A unos días del arranque de la Copa Mundial de Futbol 2026, vecinos de las inmediaciones del Estadio Ciudad de México encontraron una forma de negocio que recuerda a los tradicionales franeleros: ofrecer espacios de estacionamiento y gestionar accesos vehiculares por cantidades que alcanzan los 2 mil 200 pesos por partido.
De acuerdo con testimonios recabados por la agencia EFE, habitantes de calles cercanas al recinto deportivo promocionan lugares para estacionar vehículos durante los encuentros mundialistas e incluso ofrecen los códigos QR que la alcaldía Coyoacán entregará a residentes para ingresar a la zona restringida.
La medida forma parte del operativo denominado "Última Milla", implementado por autoridades capitalinas y la FIFA, que contempla cierres vehiculares y amplios perímetros peatonales alrededor de los estadios sede.
Sin embargo, algunos residentes ya comenzaron a promocionar los accesos en redes sociales y mediante contacto directo con posibles clientes.
Los precios varían dependiendo de la cercanía al estadio.

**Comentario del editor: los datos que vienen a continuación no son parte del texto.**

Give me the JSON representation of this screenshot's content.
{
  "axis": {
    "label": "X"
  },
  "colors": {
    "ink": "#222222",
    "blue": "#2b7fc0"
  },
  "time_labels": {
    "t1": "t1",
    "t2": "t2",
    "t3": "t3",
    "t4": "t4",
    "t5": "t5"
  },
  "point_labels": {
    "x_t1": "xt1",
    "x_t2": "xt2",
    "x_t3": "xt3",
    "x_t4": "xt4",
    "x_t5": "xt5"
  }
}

Mientras algunos ofrecen espacios desde 500 pesos, otros solicitan entre mil y 2 mil 200 pesos por vehículo durante los días de partido.
Vecinos argumentan que buscan compensar las afectaciones que dejaron meses de obras de remodelación y restricciones de movilidad en la zona.
La alcaldía Coyoacán informó previamente que los códigos QR serán personales, intransferibles e infalsificables, además de estar vinculados a los datos de cada vehículo registrado por los residentes.
No obstante, habitantes consultados aseguran que existe interés de aficionados por garantizar un lugar cercano al estadio, especialmente para el partido inaugural del Mundial, programado para el próximo 11 de junio.
El Estadio Ciudad de México albergará cinco encuentros del torneo, incluido el juego inaugural entre México y Sudáfrica, lo que ha incrementado la demanda de estacionamiento en las colonias aledañas.
Aunque las autoridades buscan ordenar la movilidad durante el evento deportivo más importante del planeta, en los alrededores del inmueble ya comenzó a surgir un mercado paralelo que promete convertir cada cajón de estacionamiento disponible en una oportunidad de negocio.